2024-07-11T21:00:23+02:00       LEVEL(-3)       engine.validate validation/validate_resource.go:329       validation error        {"policy.name": "require-labels", "policy.namespace": "", "policy.apply": "All", "new.kind": "Deployment", "new.namespace": "default", "new.name": "release-name-fw-demo", "rule.name": "autogen-check-for-labels", "path": "/spec/template/metadata/labels/app.kubernetes.io/owner/", "error": "resource value '<nil>' does not match '?*' at path /spec/template/metadata/labels/app.kubernetes.io/owner/"}
2024-07-11T21:00:23+02:00       LEVEL(-3)       engine.validate validation/validate_resource.go:329       validation error        {"policy.name": "require-labels", "policy.namespace": "", "policy.apply": "All", "new.kind": "Pod", "new.namespace": "default", "new.name": "release-name-fw-demo-test-connection", "rule.name": "check-for-labels", "path": "/metadata/labels/app.kubernetes.io/owner/", "error": "resource value '<nil>' does not match '?*' at path /metadata/labels/app.kubernetes.io/owner/"}
pass: 0, fail: 2, warn: 0, error: 0, skip: 0

I use more verbose output with --v 3 to show you the actual validation error.

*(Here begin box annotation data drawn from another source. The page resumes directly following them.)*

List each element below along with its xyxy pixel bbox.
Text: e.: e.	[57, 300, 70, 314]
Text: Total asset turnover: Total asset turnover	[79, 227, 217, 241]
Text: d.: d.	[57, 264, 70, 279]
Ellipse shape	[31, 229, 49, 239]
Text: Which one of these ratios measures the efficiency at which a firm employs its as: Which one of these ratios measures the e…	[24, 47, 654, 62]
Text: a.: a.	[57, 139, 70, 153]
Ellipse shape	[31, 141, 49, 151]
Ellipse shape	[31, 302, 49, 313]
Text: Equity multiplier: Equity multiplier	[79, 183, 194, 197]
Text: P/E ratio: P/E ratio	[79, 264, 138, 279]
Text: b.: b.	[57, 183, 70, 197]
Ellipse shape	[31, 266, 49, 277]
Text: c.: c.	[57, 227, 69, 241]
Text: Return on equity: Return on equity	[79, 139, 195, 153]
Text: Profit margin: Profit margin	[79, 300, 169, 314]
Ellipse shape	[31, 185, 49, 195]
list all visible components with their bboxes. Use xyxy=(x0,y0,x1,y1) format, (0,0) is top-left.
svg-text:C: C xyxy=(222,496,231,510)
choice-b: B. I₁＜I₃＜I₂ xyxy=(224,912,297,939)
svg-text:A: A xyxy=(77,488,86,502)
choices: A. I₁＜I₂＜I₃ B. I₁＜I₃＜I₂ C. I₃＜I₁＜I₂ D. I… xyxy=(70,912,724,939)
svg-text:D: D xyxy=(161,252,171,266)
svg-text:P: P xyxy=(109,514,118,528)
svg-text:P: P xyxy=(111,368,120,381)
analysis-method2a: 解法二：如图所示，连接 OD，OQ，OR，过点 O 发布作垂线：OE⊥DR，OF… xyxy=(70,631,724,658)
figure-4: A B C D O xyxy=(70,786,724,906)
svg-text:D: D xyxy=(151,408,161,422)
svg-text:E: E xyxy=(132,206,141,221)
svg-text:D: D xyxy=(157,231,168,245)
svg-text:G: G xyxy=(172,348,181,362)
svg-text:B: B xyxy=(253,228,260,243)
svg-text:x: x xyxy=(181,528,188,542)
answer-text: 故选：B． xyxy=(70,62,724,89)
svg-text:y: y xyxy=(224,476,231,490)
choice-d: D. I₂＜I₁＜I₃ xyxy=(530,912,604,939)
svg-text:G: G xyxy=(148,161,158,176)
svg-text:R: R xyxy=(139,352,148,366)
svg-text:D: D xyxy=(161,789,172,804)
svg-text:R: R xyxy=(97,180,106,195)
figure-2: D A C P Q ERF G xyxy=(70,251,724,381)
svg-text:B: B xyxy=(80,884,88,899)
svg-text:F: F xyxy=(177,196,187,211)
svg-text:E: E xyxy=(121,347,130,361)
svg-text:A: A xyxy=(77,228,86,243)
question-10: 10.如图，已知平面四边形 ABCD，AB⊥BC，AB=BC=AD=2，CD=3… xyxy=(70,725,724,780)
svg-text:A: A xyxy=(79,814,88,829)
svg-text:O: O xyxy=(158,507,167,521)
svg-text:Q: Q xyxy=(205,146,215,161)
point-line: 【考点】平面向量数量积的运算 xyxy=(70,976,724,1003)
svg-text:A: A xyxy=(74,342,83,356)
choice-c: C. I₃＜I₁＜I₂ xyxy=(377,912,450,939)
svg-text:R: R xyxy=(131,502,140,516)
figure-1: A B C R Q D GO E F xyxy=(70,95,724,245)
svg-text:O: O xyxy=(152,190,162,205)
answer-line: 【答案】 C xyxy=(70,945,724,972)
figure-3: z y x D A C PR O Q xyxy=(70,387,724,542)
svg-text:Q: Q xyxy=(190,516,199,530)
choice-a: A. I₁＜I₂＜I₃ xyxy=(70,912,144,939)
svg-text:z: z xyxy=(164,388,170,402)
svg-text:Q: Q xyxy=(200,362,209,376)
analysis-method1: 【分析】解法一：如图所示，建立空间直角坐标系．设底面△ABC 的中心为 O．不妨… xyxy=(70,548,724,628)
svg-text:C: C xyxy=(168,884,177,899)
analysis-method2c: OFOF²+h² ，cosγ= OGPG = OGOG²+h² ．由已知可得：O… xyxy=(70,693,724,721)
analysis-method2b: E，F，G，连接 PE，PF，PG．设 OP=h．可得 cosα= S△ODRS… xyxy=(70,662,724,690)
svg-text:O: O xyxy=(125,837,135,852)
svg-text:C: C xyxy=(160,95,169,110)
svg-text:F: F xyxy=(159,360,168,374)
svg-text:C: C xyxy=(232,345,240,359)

Now, the baseline is complete, and it’s time to move to the most exciting part - actual unit tests! Before we jump there, though, I want to mention a tool that was brought to my attention after I gave this talk. It is called Chart testingor ct. It’s a CLI that allows you to run linter and YAML validations. Yet, I haven’t tried it, so I don’t know how useful it is compared to bare Helm commands. With this been said, let’s jump to the most interesting part!

Unit Test

Helm Unittest allows you to declare your test cases in plain YAML. I understand that no one has asked for more YAML, yet here we are. One thing that I like the most about it is that it allows one to validate specific parts of the resulting manifest. Places that contain logic: conditions, loops, etc. This is much easier than messing around with “golden templates”. However, Helm Unittest supports snapshot testing as well.

There are two conditional parts in the demo chart:

  1. Applies an HPA resource if .Values.autoscaling.enabled is true

  2. Applies a DataDog Monitor custom resource, if .Values.monitoring.enabled is true

The test code resides in the tests/ directory of our chart. This is a requirement of Unittest. I won’t copy-paste the test code here, because it is too verbose. Here are scenarios we want to test:

  1. Autoscaling is disabled, thus an HPA resource is absent and the number of replicas is set to a fixed value.

  2. Autoscaling is enabled, this an HPA object is created. The number of replicas is not specified in the Deplyment object by default

  3. Monitoring is disabled, thus DataDog custom resource is not present

  4. Monitoring is enabled, thus the custom resource is there, and it has specific apiVersion and kind.

The configuration is pretty straightforward, but Unittest supports more complex scenarios. The only thing I found cumbersome is to work with nested lists. In such cases, we used to fall back to snapshot testing, which is also possible with this tool.

Here’s an example of a successful test run:

untt fw-demo
### Chart [ fw-demo ] fw-demo
 PASS  fw-demo  fw-demo/tests/deployment_test.yaml
 PASS  fw-demo  fw-demo/tests/monitoring_test.yaml
Charts:      1 passed, 1 total
Test Suites: 2 passed, 2 total
Tests:       6 passed, 6 total
Snapshot:    0 passed, 0 total
Time:        13.164702ms

Bringing it all together

It’s straightforward to bring all these pieces together under a single CI job that would validate your Helm charts before they hit production. I even automated it all in a Makefile.

Despite I execute all the commands using local binaries, it is also possible to run all these things in Docker for greater portability. This is actually how we used to run this test suite in the real world scenario. I decided to drop the Docker part for the demo, because it is not that relevant.

I hope you enjoyed this little read, and I hope you could take away some ideas on how to make your Helm charts more bulletproof!